Adding 2,6-DMN, solvent glacial acetic acid, catalyst cobalt acetate, manganese acetate and potassium bromide in a certain proportion into a 500ml Hastelloy reaction kettle. N is supplied to the reaction kettle by a nitrogen bottle through a pressure reducing valve₂And replacing the air in the kettle, increasing the pressure to 1.0Mpa after replacement is finished, keeping the pressure, starting stirring, heating to 150 ℃, introducing the air, increasing the pressure to 2.4MPa, continuously heating to 230 ℃, continuously introducing 3L/min of air, carrying out oxidation reaction for 4 hours, and stopping the reaction. Cooling and releasing pressure to obtain solid-liquid mixture, centrifuging, washing the obtained solid phase with glacial acetic acid for 1 time and hot deionized water for 3 times, and drying in oven at constant temperature to constant weight to obtain the final productIs crude 2, 6-NDA. The purity of the product is analyzed by high performance liquid chromatography, and the reaction yield of the product is calculated by weighing.
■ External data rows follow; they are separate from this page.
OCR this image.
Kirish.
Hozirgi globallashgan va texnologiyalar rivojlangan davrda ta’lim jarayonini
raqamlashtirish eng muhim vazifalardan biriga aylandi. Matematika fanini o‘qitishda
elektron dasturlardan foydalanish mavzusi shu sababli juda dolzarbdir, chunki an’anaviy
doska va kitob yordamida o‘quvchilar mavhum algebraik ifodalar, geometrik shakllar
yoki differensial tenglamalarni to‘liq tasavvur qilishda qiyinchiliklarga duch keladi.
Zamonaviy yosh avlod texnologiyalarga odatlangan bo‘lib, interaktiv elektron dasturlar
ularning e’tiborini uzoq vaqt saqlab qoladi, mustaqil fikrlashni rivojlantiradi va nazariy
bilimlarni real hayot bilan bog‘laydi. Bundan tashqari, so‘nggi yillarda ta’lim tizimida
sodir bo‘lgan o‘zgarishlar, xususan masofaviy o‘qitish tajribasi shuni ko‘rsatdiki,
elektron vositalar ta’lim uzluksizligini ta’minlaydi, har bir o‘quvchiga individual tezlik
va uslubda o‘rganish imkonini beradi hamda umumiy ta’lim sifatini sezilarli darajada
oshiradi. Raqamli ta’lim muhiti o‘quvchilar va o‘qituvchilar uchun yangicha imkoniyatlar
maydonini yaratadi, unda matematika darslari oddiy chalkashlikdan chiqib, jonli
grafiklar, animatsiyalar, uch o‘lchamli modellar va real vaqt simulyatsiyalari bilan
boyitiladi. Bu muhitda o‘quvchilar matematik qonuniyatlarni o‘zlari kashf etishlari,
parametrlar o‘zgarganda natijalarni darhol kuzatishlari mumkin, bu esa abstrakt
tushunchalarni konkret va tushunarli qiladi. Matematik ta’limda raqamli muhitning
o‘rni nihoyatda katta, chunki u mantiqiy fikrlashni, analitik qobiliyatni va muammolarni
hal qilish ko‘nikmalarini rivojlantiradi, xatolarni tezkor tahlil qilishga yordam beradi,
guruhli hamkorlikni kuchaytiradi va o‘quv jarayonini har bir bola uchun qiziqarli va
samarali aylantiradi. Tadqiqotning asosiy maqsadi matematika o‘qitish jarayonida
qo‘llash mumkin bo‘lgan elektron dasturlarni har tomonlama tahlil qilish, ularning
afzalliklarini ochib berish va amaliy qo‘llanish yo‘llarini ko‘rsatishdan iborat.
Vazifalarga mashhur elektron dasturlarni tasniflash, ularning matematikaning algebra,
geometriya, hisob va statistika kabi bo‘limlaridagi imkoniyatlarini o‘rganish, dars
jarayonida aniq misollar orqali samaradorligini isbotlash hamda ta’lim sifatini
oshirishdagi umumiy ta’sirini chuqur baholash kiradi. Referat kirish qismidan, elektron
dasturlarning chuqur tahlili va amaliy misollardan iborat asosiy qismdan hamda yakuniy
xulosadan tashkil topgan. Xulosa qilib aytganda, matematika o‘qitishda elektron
The results are shown in Table 4.

TABLE 4 influence of solvent and catalyst ratios on the reaction

Example 5

201g of glacial acetic acid (purity: 99.5%), 20.20g of 2,6-DMN (purity: 99%), 3.20g of Co (CH)₃COO)₂·4H₂O (purity: 99.5%), 3.20g of Mn (CH)₃COO)₂·4H₂O (purity: 98%) and 2.31g of KBr (purity: 99%) were charged into a 500ml Hastelloy reaction vessel, and the reaction temperature, pressure and reaction time were changed while keeping the charge ratio of the raw material, catalyst and solvent constant, and the other operations were the same as in example 4, and the results are shown in Table 5.

TABLE 5 Effect of reaction temperature, pressure and reaction time on the step 3 reaction

The embodiments of the present invention have been described above. However, the present invention is not limited to the above embodiment. Any modification, equivalent replacement, or improvement made within the spirit and principle of the present invention should be included in the protection scope of the present invention.